Smooth idle at startup, engine wobble/oscillation after engine reaches operating temp (The side to side type of wobble).

Valves are in spec, engine mounts are new, fuel pump is rebuilt, overflow valve spring by greazzer, rebuilt injectors ditto, diesel purge for the hell of it (came out pretty clean), no fuel leaks, air incursion or visible air bubbles in temporary clear return line.

Here's where I'm at...

I've read through the archives and found evidence to support either
a worn IP delivery valves, or worn engine shocks hypothesis. The delivery valve hypothesis, I admit, I'm not totally clear on. The engine shocks, however, seem to lose their ability to stabilize after they've been heated by a hot engine (see this post: http://www.peachparts.com/shopforum/diesel-discussion/43751-300td-hot-idle-shaking-apparently-solved-3.html). Thing is, I can't find many who've either replaced them and noticed much difference, or ever touched them at all (and one or two who have and are adamant this is the issue).

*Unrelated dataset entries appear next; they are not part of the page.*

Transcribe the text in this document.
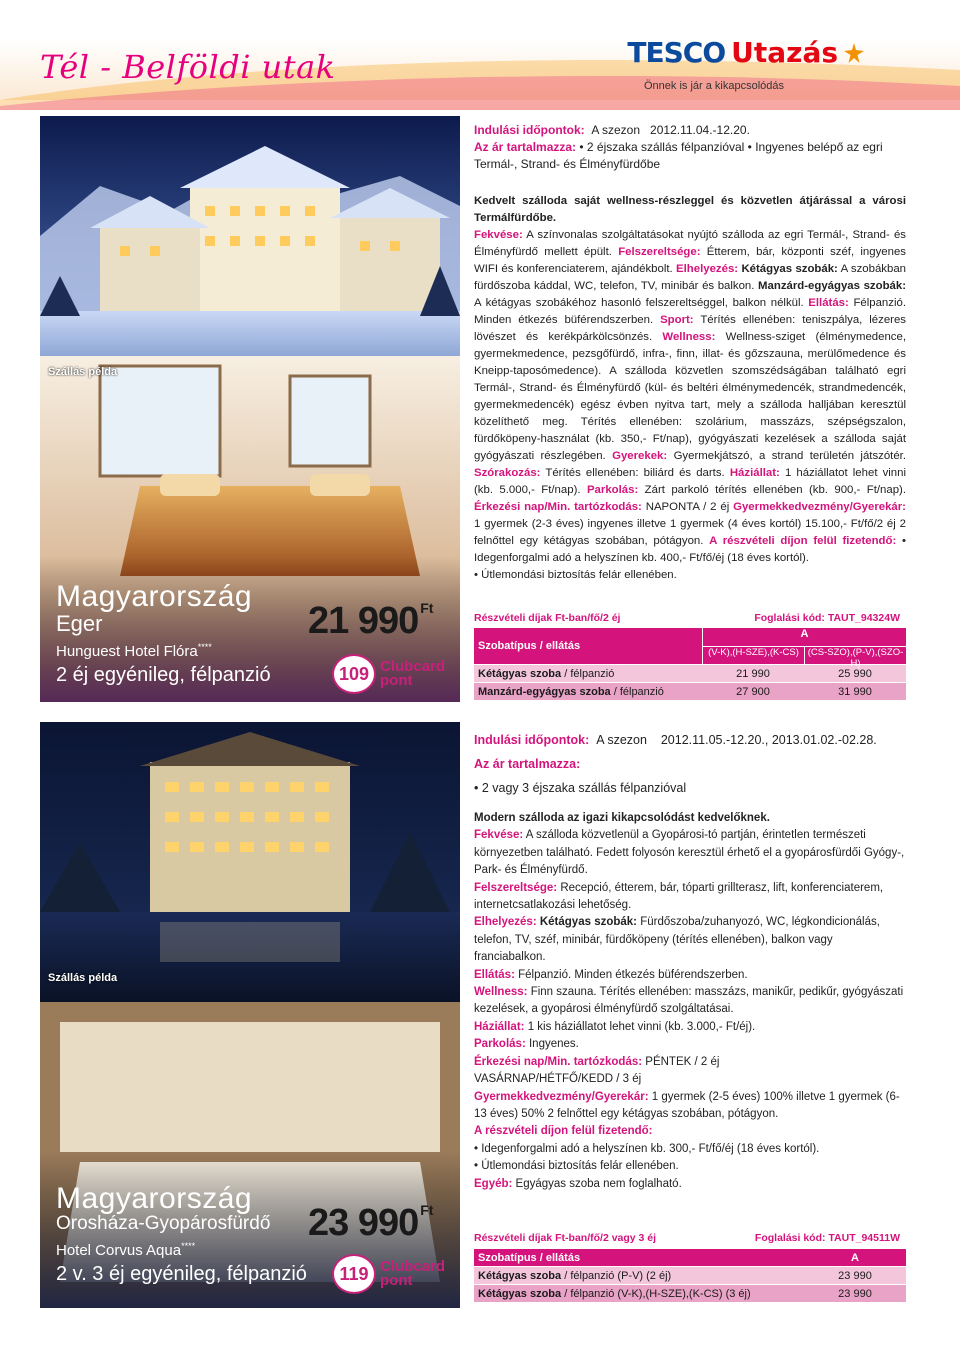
Tél - Belföldi utak	TESCO Utazás
Önnek is jár a kikapcsolódás
Szállás példa
Magyarország
Eger
Hunguest Hotel Flóra****
2 éj egyénileg, félpanzió
21 990 Ft
109 Clubcard
pont
Indulási időpontok: A szezon 2012.11.04.-12.20.
Az ár tartalmazza: • 2 éjszaka szállás félpanzióval • Ingyenes belépő az egri
Termál-, Strand- és Élményfürdőbe
Kedvelt szálloda saját wellness-részleggel és közvetlen átjárással a városi Termálfürdőbe.
Fekvése: A színvonalas szolgáltatásokat nyújtó szálloda az egri Termál-, Strand- és Élményfürdő mellett épült. Felszereltsége: Étterem, bár, központi széf, ingyenes WIFI és konferenciaterem, ajándékbolt. Elhelyezés: Kétágyas szobák: A szobákban fürdőszoba káddal, WC, telefon, TV, minibár és balkon. Manzárd-egyágyas szobák: A kétágyas szobákéhoz hasonló felszereltséggel, balkon nélkül. Ellátás: Félpanzió. Minden étkezés büférendszerben. Sport: Térítés ellenében: teniszpálya, lézeres lövészet és kerékpárkölcsönzés. Wellness: Wellness-sziget (élménymedence, gyermekmedence, pezsgőfürdő, infra-, finn, illat- és gőzszauna, merülőmedence és Kneipp-taposómedence). A szálloda közvetlen szomszédságában található egri Termál-, Strand- és Élményfürdő (kül- és beltéri élménymedencék, strandmedencék, gyermekmedencék) egész évben nyitva tart, mely a szálloda halljában keresztül közelíthető meg. Térítés ellenében: szolárium, masszázs, szépségszalon, fürdőköpeny-használat (kb. 350,- Ft/nap), gyógyászati kezelések a szálloda saját gyógyászati részlegében. Gyerekek: Gyermekjátszó, a strand területén játszótér. Szórakozás: Térítés ellenében: biliárd és darts. Háziállat: 1 háziállatot lehet vinni (kb. 5.000,- Ft/nap). Parkolás: Zárt parkoló térítés ellenében (kb. 900,- Ft/nap). Érkezési nap/Min. tartózkodás: NAPONTA / 2 éj Gyermekkedvezmény/Gyerekár: 1 gyermek (2-3 éves) ingyenes illetve 1 gyermek (4 éves kortól) 15.100,- Ft/fő/2 éj 2 felnőttel egy kétágyas szobában, pótágyon. A részvételi díjon felül fizetendő: • Idegenforgalmi adó a helyszínen kb. 400,- Ft/fő/éj (18 éves kortól).
• Útlemondási biztosítás felár ellenében.
Részvételi díjak Ft-ban/fő/2 éj	Foglalási kód: TAUT_94324W
Szobatípus / ellátás
A
(V-K),(H-SZE),(K-CS) (CS-SZO),(P-V),(SZO-H)
Kétágyas szoba / félpanzió	21 990	25 990
Manzárd-egyágyas szoba / félpanzió	27 900	31 990
Szállás példa
Magyarország
Orosháza-Gyopárosfürdő
Hotel Corvus Aqua****
2 v. 3 éj egyénileg, félpanzió
23 990 Ft
119 Clubcard
pont
Indulási időpontok: A szezon 2012.11.05.-12.20., 2013.01.02.-02.28.
Az ár tartalmazza:
• 2 vagy 3 éjszaka szállás félpanzióval
Modern szálloda az igazi kikapcsolódást kedvelőknek.
Fekvése: A szálloda közvetlenül a Gyopárosi-tó partján, érintetlen természeti környezetben található. Fedett folyosón keresztül érhető el a gyopárosfürdői Gyógy-, Park- és Élményfürdő.
Felszereltsége: Recepció, étterem, bár, tóparti grillterasz, lift, konferenciaterem, internetcsatlakozási lehetőség.
Elhelyezés: Kétágyas szobák: Fürdőszoba/zuhanyozó, WC, légkondicionálás, telefon, TV, széf, minibár, fürdőköpeny (térítés ellenében), balkon vagy franciabalkon.
Ellátás: Félpanzió. Minden étkezés büférendszerben.
Wellness: Finn szauna. Térítés ellenében: masszázs, manikűr, pedikűr, gyógyászati kezelések, a gyopárosi élményfürdő szolgáltatásai.
Háziállat: 1 kis háziállatot lehet vinni (kb. 3.000,- Ft/éj).
Parkolás: Ingyenes.
Érkezési nap/Min. tartózkodás: PÉNTEK / 2 éj
VASÁRNAP/HÉTFŐ/KEDD / 3 éj
Gyermekkedvezmény/Gyerekár: 1 gyermek (2-5 éves) 100% illetve 1 gyermek (6-13 éves) 50% 2 felnőttel egy kétágyas szobában, pótágyon.
A részvételi díjon felül fizetendő:
• Idegenforgalmi adó a helyszínen kb. 300,- Ft/fő/éj (18 éves kortól).
• Útlemondási biztosítás felár ellenében.
Egyéb: Egyágyas szoba nem foglalható.
Részvételi díjak Ft-ban/fő/2 vagy 3 éj	Foglalási kód: TAUT_94511W
Szobatípus / ellátás	A
Kétágyas szoba / félpanzió (P-V) (2 éj)	23 990
Kétágyas szoba / félpanzió (V-K),(H-SZE),(K-CS) (3 éj)	23 990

Both are about a 50$ expenditure but I'd prefer not to throw parts at the problem if it's something I haven't considered. I'd also prefer not to tear into my IP if it can be at all avoided.

Any ideas from those of you who've been there?
My 240D always has a consistent vibration thats essentially like a tractor. If I put the idle RPMs up more than Id like, its smooth as glass under any condition, hot or cold.

My 300CD is smooth as glass when I start it, and when running any condition. But Ill get a slow oscillation when idling hot, and only when quite hot (think hot day, after a decent load, etc).

I did change the shocks, shock mounts and engine mounts on the 300CD to no success.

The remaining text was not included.